Il pavimento era in pendio, così da formare una specie d’imbuto, e in fondo all’imbuto se ne stava ritto un vecchio Lithiano, isolato, le mani tenute a coppa sulle anse auricolari, immediatamente dietro le grandi mascelle, gli occhi ricoperti dalla loro sottile membrana, specie di palpebra nittitante, con esposte soltanto le fosse nasali e quelle post-nasali, sensibili al calore. Il vecchio non parlava a nessuno e nessuno lo consultava, ma la sua immobilità assoluta era evidentemente la sola ragione dei torrenti e contro-torrenti di individui che affluivano lungo l’anello esterno.

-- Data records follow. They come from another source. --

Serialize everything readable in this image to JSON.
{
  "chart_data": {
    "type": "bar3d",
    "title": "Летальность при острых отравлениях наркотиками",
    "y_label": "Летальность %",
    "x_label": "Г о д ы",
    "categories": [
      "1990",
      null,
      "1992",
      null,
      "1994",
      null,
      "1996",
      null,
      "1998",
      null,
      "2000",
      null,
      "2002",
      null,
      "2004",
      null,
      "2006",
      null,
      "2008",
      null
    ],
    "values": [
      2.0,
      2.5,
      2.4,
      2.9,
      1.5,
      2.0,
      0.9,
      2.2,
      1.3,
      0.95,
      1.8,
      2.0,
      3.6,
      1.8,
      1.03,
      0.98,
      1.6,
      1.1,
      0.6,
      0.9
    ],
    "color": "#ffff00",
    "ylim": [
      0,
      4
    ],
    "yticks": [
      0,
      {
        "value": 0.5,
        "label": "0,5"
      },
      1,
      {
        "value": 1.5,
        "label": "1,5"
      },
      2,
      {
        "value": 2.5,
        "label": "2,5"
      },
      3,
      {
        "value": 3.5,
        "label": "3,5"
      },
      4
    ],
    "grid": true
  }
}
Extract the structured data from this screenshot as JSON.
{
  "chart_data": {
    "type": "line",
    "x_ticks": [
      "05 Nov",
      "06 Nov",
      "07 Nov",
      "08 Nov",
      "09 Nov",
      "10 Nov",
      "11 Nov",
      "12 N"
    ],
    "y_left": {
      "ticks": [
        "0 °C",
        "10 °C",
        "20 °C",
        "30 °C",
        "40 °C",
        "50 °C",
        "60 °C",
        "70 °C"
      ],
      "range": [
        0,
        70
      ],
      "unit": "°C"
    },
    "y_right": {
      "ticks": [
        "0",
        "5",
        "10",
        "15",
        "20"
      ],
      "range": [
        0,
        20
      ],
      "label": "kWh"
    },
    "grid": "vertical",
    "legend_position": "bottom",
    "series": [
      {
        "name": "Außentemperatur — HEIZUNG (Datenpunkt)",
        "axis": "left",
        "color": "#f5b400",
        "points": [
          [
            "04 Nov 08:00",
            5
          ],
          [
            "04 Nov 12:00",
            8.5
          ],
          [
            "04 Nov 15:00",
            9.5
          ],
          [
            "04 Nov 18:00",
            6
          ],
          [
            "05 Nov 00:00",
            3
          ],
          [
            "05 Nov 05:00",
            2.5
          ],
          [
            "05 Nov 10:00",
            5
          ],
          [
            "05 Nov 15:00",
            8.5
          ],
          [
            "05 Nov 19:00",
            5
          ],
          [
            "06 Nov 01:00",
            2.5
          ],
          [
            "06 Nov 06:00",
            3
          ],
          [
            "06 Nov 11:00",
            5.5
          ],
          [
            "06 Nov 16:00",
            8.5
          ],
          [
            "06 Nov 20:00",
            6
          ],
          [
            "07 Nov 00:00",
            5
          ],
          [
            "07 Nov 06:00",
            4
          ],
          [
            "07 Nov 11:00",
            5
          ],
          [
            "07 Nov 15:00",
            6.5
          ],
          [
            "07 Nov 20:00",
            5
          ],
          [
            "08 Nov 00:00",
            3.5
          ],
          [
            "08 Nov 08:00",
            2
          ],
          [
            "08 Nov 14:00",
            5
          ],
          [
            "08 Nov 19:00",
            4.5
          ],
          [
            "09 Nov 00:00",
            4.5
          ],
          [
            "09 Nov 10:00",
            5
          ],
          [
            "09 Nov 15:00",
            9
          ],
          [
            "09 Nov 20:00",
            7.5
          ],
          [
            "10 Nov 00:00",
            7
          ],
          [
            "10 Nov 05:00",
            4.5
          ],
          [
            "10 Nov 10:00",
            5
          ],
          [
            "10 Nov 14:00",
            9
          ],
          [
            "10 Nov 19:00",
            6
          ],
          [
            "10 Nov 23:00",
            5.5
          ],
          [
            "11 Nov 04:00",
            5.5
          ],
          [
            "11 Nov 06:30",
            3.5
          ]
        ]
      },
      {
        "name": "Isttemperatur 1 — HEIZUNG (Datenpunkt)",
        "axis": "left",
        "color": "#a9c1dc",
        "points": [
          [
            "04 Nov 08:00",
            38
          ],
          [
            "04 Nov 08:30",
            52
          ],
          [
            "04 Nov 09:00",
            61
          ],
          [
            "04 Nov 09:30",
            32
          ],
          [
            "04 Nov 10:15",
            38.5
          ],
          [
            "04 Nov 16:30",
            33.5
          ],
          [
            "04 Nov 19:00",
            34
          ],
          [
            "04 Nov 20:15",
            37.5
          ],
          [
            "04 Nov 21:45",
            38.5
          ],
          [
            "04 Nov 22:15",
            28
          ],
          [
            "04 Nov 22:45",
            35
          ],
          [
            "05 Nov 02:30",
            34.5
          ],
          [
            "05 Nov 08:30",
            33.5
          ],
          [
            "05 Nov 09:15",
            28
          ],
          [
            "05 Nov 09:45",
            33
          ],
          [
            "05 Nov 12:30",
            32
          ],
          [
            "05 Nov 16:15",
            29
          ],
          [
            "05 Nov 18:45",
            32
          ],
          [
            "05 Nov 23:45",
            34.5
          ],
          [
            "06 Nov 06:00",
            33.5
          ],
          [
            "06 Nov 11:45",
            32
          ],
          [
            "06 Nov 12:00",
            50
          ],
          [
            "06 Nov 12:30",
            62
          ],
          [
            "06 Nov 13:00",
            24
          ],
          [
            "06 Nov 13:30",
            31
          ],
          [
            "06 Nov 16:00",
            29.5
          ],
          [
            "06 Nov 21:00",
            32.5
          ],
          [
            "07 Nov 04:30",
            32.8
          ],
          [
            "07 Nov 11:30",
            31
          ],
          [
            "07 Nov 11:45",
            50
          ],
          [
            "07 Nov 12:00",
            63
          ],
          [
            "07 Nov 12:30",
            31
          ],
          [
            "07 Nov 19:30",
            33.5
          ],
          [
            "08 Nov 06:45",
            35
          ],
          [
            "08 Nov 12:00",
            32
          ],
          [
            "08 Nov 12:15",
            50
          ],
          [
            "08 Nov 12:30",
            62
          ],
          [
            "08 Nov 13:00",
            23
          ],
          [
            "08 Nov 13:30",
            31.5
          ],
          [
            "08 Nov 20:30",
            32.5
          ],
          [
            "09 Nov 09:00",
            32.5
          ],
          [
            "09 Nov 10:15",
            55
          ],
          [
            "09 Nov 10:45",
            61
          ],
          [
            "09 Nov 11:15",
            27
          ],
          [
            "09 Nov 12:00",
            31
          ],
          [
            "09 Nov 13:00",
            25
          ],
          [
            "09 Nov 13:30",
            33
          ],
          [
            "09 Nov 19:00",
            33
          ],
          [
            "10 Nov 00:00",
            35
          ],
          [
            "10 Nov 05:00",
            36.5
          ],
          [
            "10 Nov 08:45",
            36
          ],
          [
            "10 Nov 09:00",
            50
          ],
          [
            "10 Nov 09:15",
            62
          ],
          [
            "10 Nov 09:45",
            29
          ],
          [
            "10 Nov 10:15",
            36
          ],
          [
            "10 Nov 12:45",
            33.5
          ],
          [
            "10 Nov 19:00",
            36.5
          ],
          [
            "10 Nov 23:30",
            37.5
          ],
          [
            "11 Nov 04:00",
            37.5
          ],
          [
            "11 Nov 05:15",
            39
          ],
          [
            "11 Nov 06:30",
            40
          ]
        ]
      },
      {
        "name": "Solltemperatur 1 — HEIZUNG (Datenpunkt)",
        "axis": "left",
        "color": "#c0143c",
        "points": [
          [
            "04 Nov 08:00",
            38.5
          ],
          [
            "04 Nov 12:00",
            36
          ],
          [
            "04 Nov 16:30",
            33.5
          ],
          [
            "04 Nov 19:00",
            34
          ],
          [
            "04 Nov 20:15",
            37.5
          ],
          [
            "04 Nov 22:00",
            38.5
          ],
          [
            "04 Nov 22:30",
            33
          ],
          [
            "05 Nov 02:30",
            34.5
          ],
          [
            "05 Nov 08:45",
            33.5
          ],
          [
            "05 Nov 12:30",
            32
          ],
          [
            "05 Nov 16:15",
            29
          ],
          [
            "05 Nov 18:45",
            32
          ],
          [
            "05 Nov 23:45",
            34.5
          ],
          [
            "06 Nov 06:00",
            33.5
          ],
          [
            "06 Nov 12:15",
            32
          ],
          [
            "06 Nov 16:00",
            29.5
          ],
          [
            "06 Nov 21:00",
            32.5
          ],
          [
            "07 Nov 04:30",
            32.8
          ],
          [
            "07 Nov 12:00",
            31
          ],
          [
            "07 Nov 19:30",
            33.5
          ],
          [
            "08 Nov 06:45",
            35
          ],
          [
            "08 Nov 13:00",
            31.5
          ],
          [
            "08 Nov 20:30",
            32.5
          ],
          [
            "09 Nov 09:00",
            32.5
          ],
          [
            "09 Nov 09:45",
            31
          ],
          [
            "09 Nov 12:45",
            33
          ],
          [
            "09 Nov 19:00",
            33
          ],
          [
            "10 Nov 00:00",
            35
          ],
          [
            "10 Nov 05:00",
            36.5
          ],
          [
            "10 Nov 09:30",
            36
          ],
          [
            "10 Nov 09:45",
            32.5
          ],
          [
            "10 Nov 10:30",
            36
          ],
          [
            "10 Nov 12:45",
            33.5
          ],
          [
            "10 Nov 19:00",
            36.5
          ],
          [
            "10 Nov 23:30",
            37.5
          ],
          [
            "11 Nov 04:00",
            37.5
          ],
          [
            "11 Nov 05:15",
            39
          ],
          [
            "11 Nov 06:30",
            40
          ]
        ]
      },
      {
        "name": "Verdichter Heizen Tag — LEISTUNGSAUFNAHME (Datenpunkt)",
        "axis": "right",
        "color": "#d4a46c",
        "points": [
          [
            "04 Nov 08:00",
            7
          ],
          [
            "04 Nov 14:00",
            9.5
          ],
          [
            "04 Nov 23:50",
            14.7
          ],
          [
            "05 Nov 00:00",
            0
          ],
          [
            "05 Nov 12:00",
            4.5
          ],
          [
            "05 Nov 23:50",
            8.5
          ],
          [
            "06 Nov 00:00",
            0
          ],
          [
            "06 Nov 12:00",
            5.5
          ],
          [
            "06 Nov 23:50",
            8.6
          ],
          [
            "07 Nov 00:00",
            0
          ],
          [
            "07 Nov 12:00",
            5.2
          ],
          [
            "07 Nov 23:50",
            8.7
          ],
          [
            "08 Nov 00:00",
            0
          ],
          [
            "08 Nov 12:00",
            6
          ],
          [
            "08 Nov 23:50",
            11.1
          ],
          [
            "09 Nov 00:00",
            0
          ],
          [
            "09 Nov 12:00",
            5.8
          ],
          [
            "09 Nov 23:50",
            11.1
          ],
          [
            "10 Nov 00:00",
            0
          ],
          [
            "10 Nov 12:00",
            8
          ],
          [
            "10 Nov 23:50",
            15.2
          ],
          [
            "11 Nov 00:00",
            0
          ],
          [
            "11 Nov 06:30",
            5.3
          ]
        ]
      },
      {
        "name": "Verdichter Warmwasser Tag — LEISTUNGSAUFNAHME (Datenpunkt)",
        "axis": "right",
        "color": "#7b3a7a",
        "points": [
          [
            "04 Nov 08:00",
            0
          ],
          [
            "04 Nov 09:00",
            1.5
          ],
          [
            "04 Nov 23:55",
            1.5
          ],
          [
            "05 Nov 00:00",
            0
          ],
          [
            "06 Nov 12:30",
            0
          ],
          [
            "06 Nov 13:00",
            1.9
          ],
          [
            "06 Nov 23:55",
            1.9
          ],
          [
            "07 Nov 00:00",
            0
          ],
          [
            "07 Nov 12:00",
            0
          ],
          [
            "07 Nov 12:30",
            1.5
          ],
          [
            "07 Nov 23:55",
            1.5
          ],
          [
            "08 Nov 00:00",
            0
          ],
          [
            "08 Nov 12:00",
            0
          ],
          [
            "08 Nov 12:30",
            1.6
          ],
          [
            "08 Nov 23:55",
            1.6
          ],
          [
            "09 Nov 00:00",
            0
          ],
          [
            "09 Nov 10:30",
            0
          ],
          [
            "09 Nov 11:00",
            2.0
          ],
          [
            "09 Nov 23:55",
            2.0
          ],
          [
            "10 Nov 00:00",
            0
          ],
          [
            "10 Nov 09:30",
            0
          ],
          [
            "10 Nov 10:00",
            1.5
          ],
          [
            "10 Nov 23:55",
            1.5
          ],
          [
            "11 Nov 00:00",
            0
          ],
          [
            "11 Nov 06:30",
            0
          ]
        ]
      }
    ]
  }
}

Ruiz-Sanchez si fermò, stupefatto. Non era mai venuto prima d’ora all’Albero Messaggero (comunicare con Michelis e Agronski, i due altri Terrestri su Lithia, era stato fino a quel momento uno dei compiti di Cleaver) e si accorse di non avere la più pallida idea di quel che dovesse fare. La scena che si svolgeva sotto i suoi occhi faceva pensare più all’interno di una Borsa che a un centro di comunicazioni. Pareva incredibile che un così gran numero di Lithiani potesse avere messaggi personali urgenti da trasmettere ogni qual volta il vento soffiava; eppure pareva altrettanto improbabile che i Lithiani, con la loro economia stabile, basata sull’abbondanza, avessero qualcosa di equivalente a una Borsa per lo scambio di merci o di titoli azionari.